Author: Minghao Xu — Andrew ID: mxu3
Model: PointNet-like classifier (custom lightweight implementation)
Training: 30 epochs, batch size 16, Adam optimizer (lr=0.001)
Best test accuracy: 0.9738 (97.38%) — checkpoint: ./checkpoints/cls/best_model.pt
The implemented PointNet-like model reaches high accuracy (~97.4%) after 30 epochs. Visual inspection of failure examples indicates common causes: silhouettes shared across classes (vase vs lamp), sparse sampling in some views, and intra-class shape variability. Improving robustness could include data augmentation (rotations, jitter), ensemble models, or stronger local-feature architectures (PointNet++ / DGCNN).
Model: PointNet-style segmentation network (shared MLP + global feature concatenation)
Training: 30 epochs, batch size 8, Adam optimizer (lr=0.001)
Overall test accuracy: 0.8830 (88.30%) — checkpoint: ./checkpoints/seg/best_model.pt
Below are 5 example objects (first two are low-accuracy failures, the other three are high-accuracy examples). For each object we show the ground-truth segmentation and the model prediction (animated GIFs). Per-object accuracy is reported under each pair.
The segmentation model achieves reasonably high overall point-wise accuracy (~88%). The two low-accuracy examples show common failure modes: heavy class imbalance across parts (small semantic parts are easily missed), and ambiguous local geometry where the model confuses adjacent part labels. The high-accuracy examples demonstrate the model's ability to correctly capture both global shape and local part boundaries in many cases.
I ran two experiments to probe robustness for both tasks: (A) Vary the number of input points; (B) Rotate point clouds around the vertical (z) axis. Below I present compact, side-by-side GIF comparisons arranged in tables so each variant is directly comparable to the original.
Procedure: for each test object we subsampled the point cloud to 10000, 2048, 1024, 512 points (seeded) and measured test accuracy. The table below shows classification & segmentation accuracy, and for segmentation we show one example object (idx=0) with ground-truth and model prediction GIFs side-by-side.
| Num Points | Classification Acc | Segmentation Acc | Seg GT (idx=0) | Seg Pred (idx=0) |
|---|---|---|---|---|
| 10000 | 0.9738 | 0.8830 |
|
|
| 2048 | 0.9685 | 0.8818 |
|
|
| 1024 | 0.9706 | 0.8791 |
|
|
| 512 | 0.9601 | 0.8719 |
|
|
Reducing point count from 10k down to a few hundred slightly degrades performance for both tasks (numbers shown above). The GIFs illustrate that small local details can be missed at lower sampling densities, while global shape cues are still often preserved.

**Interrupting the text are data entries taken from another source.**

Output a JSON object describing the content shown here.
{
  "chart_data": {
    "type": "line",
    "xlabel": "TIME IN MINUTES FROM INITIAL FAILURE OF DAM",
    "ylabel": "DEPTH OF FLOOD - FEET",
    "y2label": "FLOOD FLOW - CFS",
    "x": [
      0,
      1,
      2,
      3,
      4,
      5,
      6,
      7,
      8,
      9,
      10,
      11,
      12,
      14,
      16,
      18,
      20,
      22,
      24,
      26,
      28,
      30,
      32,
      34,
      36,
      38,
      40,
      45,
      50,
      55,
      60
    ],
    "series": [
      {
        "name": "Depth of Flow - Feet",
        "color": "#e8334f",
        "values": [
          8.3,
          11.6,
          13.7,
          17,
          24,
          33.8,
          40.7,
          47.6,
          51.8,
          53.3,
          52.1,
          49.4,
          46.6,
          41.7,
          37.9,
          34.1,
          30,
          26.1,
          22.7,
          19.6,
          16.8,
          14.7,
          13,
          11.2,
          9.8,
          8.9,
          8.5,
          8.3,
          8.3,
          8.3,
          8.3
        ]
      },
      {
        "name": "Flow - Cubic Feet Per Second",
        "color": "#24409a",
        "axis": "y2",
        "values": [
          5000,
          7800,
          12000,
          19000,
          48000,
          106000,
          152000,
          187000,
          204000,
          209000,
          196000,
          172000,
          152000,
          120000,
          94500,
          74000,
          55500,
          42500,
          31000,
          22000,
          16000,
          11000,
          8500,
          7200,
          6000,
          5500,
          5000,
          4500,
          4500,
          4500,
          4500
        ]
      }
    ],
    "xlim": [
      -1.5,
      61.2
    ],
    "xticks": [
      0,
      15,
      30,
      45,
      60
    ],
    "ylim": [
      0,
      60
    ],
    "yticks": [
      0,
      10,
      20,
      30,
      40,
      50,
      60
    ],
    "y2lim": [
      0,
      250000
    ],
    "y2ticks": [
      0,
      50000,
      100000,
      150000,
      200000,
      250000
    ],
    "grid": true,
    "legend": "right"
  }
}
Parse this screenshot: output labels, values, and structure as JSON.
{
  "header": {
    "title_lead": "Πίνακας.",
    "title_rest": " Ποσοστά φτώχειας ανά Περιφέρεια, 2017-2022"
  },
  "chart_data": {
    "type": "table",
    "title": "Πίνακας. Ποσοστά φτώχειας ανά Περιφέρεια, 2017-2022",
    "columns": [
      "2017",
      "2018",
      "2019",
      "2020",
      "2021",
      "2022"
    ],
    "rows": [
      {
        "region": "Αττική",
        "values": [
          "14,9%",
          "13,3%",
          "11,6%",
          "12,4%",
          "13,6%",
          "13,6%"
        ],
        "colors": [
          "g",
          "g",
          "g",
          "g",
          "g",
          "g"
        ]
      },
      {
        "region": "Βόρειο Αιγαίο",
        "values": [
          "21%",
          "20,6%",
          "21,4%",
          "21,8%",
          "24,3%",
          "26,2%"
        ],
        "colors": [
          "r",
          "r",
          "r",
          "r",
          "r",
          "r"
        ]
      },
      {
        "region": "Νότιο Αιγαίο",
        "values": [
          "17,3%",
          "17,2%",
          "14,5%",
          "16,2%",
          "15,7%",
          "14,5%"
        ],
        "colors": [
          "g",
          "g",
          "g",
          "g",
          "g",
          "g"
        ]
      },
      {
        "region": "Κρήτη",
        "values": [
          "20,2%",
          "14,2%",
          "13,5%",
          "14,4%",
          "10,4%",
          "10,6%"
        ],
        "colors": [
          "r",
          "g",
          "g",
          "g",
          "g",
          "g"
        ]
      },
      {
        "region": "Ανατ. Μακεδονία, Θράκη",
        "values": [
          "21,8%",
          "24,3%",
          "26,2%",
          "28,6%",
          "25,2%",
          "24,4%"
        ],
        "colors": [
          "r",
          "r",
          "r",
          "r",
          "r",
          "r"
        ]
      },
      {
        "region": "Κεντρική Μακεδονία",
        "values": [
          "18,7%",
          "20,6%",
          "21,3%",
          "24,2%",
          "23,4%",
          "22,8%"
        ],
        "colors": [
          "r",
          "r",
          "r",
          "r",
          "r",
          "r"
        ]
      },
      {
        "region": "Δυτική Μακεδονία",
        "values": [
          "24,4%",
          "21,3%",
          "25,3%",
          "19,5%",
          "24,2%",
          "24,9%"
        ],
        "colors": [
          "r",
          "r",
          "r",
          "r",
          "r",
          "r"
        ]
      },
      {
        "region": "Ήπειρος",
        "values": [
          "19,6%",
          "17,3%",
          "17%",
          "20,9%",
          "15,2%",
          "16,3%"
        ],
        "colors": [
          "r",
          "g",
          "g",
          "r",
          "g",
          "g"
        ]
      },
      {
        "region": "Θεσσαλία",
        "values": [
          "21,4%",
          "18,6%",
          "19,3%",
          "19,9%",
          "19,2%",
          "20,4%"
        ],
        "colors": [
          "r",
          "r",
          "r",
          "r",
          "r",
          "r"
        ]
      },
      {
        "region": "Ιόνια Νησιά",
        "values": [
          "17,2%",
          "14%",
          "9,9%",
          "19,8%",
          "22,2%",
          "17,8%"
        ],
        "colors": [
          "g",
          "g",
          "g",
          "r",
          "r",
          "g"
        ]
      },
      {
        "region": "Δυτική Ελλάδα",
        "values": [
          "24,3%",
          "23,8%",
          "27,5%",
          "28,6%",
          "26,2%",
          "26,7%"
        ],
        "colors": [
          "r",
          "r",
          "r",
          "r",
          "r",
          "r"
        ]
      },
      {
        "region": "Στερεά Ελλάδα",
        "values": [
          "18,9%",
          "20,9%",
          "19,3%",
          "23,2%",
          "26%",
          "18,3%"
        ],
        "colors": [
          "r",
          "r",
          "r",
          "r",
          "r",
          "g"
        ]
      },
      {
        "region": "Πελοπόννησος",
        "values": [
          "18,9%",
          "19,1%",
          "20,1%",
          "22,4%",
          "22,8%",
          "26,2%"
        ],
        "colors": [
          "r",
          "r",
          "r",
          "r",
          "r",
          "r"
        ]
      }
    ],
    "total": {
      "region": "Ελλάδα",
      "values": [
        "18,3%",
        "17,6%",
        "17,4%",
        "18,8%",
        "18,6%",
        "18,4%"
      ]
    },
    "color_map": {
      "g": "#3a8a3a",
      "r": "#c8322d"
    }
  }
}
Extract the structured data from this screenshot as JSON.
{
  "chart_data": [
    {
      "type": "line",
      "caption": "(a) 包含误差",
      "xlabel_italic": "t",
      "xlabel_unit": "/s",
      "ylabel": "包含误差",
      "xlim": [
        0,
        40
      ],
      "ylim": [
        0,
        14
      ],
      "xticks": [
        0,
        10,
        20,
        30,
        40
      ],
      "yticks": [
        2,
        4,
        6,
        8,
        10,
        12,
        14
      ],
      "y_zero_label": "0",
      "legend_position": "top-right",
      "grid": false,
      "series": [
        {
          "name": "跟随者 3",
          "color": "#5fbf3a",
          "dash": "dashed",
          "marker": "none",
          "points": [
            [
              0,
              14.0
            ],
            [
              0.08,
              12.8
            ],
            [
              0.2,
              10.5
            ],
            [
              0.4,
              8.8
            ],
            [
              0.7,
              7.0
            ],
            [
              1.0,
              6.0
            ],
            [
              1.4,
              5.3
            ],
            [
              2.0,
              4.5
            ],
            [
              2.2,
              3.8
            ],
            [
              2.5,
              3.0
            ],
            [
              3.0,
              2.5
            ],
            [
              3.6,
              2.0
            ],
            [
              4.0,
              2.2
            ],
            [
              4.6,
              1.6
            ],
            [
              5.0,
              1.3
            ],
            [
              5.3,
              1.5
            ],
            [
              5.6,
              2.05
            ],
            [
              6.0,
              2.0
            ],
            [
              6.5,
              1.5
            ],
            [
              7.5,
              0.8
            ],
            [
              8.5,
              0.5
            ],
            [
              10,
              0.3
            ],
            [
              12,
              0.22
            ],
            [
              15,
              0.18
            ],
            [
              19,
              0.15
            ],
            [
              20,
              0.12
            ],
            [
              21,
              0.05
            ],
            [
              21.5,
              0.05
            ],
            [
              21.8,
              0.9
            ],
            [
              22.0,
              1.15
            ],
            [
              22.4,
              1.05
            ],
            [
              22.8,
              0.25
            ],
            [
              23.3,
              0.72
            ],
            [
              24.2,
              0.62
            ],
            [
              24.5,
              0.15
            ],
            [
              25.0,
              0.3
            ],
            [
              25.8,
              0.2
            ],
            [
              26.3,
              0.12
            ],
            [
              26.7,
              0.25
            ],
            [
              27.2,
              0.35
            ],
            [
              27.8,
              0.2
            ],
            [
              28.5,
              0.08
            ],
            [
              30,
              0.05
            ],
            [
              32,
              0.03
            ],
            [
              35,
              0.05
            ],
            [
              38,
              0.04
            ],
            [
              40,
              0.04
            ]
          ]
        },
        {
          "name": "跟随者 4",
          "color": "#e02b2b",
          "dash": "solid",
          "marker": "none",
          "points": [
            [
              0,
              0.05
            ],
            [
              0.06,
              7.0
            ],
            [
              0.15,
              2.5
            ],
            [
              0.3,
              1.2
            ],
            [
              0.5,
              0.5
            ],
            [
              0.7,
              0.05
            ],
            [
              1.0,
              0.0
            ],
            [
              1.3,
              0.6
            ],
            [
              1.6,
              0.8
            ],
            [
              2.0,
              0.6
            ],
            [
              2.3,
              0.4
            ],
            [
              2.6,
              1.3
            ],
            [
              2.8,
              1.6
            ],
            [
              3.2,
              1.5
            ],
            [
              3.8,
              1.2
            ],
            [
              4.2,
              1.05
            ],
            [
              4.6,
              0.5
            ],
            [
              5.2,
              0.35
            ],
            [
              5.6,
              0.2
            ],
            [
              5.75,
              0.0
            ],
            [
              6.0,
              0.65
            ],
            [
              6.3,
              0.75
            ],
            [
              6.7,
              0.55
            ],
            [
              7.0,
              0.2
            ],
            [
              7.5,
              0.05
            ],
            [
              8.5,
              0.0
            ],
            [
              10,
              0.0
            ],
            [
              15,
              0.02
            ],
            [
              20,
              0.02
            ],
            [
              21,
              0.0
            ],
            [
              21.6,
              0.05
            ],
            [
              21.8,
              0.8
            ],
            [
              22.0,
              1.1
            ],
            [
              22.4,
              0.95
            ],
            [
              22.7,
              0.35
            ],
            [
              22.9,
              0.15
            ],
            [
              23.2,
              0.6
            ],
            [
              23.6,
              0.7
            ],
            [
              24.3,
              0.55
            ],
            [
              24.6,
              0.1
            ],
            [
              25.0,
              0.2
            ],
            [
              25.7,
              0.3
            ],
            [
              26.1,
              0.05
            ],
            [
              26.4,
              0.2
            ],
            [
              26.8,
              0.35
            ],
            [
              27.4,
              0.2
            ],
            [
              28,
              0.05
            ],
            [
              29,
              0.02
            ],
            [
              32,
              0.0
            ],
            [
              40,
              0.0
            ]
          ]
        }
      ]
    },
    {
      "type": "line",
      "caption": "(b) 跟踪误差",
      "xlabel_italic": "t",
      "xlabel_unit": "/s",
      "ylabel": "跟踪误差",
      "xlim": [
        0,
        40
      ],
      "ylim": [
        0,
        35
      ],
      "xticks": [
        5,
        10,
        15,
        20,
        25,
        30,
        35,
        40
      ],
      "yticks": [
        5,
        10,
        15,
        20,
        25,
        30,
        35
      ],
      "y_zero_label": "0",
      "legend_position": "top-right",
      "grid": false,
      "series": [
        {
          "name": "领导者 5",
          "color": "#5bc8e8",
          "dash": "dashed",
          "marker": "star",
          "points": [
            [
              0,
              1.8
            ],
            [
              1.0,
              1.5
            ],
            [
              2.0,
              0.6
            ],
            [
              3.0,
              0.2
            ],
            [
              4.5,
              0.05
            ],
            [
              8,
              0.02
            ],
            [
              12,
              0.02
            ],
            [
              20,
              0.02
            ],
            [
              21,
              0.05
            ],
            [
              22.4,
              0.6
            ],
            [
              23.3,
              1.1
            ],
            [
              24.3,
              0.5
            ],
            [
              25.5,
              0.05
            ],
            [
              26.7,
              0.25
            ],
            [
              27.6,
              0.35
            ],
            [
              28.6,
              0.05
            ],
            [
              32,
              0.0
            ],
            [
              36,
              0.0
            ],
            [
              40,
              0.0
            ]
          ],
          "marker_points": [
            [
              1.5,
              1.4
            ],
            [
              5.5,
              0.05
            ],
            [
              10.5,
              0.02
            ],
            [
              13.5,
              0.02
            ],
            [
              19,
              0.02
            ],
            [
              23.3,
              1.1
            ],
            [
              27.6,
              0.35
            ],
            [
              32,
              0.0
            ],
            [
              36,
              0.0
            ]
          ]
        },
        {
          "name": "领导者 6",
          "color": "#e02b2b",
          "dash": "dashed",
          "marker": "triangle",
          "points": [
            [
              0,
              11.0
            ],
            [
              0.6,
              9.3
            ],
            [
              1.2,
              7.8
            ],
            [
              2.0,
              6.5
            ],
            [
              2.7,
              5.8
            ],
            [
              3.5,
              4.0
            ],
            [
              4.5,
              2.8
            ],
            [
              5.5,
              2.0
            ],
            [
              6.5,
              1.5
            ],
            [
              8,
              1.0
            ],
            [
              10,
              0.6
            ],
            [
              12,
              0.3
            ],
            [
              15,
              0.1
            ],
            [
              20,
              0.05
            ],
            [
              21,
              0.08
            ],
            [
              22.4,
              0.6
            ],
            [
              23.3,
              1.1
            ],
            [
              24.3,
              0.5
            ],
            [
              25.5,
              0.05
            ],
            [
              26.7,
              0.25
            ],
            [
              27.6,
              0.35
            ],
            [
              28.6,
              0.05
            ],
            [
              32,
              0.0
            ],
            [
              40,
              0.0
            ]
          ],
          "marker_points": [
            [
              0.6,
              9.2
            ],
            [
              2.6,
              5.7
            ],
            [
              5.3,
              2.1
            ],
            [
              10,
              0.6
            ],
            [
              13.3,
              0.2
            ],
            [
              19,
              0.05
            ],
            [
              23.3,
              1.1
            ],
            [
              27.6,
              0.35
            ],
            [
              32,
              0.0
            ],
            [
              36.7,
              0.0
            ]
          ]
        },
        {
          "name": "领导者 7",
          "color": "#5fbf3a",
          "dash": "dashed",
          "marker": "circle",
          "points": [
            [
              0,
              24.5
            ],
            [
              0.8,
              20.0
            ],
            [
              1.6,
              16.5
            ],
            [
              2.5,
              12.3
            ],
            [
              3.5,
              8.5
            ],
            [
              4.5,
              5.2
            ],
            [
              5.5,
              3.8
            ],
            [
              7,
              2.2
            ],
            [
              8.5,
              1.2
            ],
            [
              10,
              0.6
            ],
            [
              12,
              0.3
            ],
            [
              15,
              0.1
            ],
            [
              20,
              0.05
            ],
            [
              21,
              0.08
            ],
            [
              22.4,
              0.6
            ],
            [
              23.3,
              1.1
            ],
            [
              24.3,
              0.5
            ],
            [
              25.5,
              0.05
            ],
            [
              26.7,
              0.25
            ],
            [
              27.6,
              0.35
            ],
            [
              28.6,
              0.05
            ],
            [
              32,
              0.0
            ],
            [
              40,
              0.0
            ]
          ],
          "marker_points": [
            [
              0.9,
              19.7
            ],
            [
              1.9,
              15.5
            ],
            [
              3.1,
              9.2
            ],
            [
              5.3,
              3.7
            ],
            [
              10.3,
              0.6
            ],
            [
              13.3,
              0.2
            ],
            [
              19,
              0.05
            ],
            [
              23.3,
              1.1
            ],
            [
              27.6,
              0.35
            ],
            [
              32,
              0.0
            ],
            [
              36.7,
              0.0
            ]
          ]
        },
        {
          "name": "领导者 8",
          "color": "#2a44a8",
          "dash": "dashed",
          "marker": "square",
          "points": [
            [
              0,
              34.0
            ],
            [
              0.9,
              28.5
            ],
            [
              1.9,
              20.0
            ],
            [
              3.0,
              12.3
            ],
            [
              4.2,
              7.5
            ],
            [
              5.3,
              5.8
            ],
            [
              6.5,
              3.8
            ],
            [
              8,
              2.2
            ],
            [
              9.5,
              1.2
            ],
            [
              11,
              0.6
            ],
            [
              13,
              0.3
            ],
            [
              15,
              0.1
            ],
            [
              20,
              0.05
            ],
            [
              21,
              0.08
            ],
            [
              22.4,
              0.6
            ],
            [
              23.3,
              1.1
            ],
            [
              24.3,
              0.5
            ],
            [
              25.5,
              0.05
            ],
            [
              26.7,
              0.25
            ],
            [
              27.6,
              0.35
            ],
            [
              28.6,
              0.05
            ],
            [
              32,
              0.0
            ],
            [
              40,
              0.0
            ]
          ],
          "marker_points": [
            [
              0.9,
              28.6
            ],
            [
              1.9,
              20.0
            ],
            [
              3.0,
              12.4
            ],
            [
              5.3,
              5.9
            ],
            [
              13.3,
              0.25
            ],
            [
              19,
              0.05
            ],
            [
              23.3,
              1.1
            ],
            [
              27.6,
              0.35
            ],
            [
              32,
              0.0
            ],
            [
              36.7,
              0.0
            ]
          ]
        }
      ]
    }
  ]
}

Procedure: we rotate test point clouds around z by angles 0°, 15°, 30°, 45°, 60° and measure accuracy. Below each row shows the numeric accuracy and one example object (idx=0) with rotated GT and prediction GIFs side-by-side — the GIFs are aligned and the same canvas size so rotation-only effects are visible without apparent shape-scaling artifacts.
| Angle | Classification Acc | Segmentation Acc | Seg GT (idx=0) | Seg Pred (idx=0) |
|---|---|---|---|---|
| 0° | 0.9748 | 0.8826 |
|
|
| 15° | 0.9622 | 0.8701 |
|
|
| 30° | 0.9202 | 0.7844 |
|
|
| 45° | 0.7261 | 0.7086 |
|
|
| 60° | 0.6211 | 0.6370 |
|
|
The GIFs above are rendered on fixed-size canvases so rotation shows orientation changes only; axis limits are kept consistent across variants to avoid perceived shape scaling. The numeric accuracy drop is reported alongside each row.
Model: DGCNN-style EdgeConv (local neighborhood feature aggregation via KNN)
Training (classification): 40 epochs, batch size 16, subsampled to 2048 points for graph construction. Best test accuracy: 0.9832 — checkpoint: ./checkpoints/cls/dgcnn/best_model.pt
Training (segmentation): 30 epochs, batch size 8, subsampled to 2048 points. Segmentation test accuracy (dgcnn): 0.9135 — checkpoint: ./checkpoints/seg/dgcnn/best_model.pt
Below are five example objects from the test set. Each row shows the ground-truth animated view (top) and the DGCNN prediction (bottom).
DGCNN improves both tasks: classification rose from ~97.38% to ~98.32%, and segmentation improved from ~88.30% to ~91.35% (point-wise). Visual comparisons show DGCNN is better at resolving local part boundaries in many cases, thanks to EdgeConv-style local aggregation. However, DGCNN requires subsampling (2048 points) to keep graph construction feasible; this is a trade-off between locality and memory/time.